Fleur and Daisy, it seems, are not “flowers growing in the same field” after all. Daisy, a born actress, has sprung up on acreage closer to Charmian. But Fleur is as beguiled by Daisy as she is by her mother. It is her charming flaw that she never gives up on these egotists. She comments with characteristic wryness about her parents, “Nine times out of ten, when a cloudburst of trouble soaked my shoulders, they didn’t deign to hand me a towel. It was that tenth time, when they supported me, that lured me back to them.” Leslie keeps her plot spinning like the bottle Charmian mortifyingly sets into motion at Fleur’s 11th birthday party to generate her daughter’s first kiss. Stranded at school over Thanksgiving because her parents won’t fly her home, Fleur and her buddies go on a bender and a graffiti-fest. Their punishment is community service at a camp of destitute Mexican migrant workers. Poverty, bigotry and social injustice outrage Fleur in a way that her over-the-top parents never do. She develops a social conscience. Leslie’s heroine is the most pleasant, least sullen adolescent this side of paradise -- but she does have a backbone.

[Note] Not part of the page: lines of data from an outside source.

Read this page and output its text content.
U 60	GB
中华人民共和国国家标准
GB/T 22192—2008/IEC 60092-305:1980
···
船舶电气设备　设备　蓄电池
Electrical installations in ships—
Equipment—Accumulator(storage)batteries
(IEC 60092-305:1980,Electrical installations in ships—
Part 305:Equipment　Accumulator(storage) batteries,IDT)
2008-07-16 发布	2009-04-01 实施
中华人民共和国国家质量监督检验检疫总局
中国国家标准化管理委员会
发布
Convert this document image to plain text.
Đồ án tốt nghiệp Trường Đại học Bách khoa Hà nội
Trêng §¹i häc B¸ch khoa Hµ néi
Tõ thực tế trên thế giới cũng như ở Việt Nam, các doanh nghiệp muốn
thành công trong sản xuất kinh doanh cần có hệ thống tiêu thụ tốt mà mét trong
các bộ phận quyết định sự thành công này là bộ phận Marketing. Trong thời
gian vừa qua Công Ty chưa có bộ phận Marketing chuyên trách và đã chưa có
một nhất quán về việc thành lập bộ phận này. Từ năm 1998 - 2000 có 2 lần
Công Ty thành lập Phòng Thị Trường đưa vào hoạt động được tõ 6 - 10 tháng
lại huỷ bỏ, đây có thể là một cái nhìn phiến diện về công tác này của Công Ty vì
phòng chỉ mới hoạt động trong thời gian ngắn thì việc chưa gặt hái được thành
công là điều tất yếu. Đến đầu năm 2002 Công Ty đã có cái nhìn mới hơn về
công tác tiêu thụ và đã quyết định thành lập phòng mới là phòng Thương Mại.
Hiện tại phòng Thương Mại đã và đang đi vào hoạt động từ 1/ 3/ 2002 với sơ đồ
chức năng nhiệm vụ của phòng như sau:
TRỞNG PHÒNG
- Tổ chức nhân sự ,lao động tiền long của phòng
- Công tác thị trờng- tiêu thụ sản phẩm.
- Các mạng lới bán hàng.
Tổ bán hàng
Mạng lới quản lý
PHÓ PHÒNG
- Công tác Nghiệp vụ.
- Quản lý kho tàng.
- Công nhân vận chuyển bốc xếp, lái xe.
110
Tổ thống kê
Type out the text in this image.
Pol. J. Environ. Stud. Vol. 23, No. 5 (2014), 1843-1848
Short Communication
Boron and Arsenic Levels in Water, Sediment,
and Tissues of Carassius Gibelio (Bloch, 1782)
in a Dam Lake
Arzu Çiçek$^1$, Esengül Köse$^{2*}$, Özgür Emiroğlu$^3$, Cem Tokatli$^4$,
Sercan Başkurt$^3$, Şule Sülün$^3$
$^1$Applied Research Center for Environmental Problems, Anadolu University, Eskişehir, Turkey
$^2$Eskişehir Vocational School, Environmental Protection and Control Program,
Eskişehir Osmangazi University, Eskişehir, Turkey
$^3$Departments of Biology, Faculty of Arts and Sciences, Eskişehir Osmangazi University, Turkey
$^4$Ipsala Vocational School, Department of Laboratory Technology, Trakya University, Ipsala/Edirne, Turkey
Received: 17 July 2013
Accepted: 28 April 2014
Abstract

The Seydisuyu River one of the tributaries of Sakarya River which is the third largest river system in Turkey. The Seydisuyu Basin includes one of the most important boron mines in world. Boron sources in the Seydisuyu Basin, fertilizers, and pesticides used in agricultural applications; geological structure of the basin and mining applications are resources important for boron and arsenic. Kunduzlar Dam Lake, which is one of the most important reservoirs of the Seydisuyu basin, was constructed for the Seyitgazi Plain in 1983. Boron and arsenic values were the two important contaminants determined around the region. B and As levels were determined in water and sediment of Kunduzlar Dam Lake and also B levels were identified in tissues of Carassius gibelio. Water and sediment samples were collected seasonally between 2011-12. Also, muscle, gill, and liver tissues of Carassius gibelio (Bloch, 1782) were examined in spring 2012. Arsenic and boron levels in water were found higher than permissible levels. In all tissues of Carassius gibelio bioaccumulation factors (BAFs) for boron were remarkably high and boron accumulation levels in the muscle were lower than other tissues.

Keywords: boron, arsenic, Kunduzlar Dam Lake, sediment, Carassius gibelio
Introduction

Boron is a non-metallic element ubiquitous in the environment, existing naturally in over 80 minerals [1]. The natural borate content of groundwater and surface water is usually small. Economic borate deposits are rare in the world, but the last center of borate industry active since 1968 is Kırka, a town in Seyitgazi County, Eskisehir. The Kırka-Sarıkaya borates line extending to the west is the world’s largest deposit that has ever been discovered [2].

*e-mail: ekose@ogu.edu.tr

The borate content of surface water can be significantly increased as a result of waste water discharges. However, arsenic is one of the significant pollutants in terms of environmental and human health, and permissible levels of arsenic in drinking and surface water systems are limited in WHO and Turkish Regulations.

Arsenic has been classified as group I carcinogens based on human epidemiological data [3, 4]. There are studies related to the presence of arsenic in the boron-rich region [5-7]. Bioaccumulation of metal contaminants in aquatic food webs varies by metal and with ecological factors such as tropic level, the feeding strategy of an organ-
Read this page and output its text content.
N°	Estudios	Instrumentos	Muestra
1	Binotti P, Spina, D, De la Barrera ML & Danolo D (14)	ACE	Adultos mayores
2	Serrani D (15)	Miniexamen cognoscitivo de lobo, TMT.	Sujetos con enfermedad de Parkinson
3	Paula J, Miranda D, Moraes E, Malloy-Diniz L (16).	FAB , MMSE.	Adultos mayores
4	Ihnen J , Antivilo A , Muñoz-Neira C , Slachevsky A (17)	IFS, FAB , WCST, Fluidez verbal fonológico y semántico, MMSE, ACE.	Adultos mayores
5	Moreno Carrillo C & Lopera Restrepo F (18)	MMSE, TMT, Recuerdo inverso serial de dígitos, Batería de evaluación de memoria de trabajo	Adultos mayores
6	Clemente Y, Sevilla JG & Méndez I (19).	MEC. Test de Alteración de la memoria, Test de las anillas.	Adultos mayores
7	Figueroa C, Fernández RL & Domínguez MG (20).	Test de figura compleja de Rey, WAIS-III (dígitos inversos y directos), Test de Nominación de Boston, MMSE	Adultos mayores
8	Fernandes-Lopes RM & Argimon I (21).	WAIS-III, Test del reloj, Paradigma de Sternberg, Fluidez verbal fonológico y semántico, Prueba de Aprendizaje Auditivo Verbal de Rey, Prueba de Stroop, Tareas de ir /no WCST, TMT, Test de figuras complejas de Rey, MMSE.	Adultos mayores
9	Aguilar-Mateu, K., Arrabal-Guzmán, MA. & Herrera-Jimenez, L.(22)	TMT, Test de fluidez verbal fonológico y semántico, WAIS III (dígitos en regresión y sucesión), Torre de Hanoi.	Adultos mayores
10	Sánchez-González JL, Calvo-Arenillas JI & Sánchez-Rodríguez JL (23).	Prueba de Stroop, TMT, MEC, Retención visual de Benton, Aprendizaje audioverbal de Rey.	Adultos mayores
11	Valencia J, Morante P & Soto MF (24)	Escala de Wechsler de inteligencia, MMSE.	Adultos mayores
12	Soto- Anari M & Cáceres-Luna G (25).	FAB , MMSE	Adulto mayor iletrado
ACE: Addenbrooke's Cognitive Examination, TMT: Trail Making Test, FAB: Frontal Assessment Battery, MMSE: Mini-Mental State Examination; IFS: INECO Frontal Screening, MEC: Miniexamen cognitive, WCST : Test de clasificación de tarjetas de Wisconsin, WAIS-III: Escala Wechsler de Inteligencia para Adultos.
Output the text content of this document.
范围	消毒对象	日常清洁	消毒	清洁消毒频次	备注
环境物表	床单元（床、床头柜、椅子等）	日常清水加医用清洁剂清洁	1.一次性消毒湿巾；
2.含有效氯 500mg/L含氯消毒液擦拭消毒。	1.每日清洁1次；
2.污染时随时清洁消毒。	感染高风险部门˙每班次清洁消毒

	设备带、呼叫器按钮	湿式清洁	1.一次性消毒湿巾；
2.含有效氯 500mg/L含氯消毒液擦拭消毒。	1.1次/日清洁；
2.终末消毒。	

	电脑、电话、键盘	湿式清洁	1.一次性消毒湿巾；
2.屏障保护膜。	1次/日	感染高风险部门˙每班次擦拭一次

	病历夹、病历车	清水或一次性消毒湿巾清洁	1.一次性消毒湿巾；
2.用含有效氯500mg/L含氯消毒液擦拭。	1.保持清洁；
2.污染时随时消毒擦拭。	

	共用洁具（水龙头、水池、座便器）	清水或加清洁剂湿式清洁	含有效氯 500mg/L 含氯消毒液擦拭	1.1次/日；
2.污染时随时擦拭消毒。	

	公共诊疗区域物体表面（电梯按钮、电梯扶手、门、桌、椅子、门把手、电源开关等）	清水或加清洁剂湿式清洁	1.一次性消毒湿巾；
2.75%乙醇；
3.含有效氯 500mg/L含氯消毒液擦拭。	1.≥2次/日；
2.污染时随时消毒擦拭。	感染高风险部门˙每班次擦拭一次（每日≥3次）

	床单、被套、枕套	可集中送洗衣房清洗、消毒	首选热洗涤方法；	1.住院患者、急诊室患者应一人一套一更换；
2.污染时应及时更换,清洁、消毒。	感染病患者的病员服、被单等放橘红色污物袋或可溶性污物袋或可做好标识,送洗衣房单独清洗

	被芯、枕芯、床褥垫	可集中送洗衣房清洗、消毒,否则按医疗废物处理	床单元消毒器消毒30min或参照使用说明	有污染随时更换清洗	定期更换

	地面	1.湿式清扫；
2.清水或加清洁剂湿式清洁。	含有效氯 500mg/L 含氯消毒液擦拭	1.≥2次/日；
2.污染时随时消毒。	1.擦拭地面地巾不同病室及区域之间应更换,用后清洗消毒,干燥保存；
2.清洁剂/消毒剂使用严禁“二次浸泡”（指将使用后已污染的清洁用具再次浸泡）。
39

With this sequel, Leslie attempts a more linear narrative than in the episodic series of linked stories that made up her first novel. Her strengths remain her strong characterizations and deft ability to delight us with outlandish observations or unexpected tender moments. Far more than plot, it is Fleur’s engaging voice that carries Leslie’s books. In building toward its resolution, “Fleur de Leigh in Exile” flirts dangerously with overearnest sentimentality. But as long as Leslie balances Fleur’s righteous principles with her sharp eye for the foibles of the frivolous, this is one flower that is destined to become a perennial.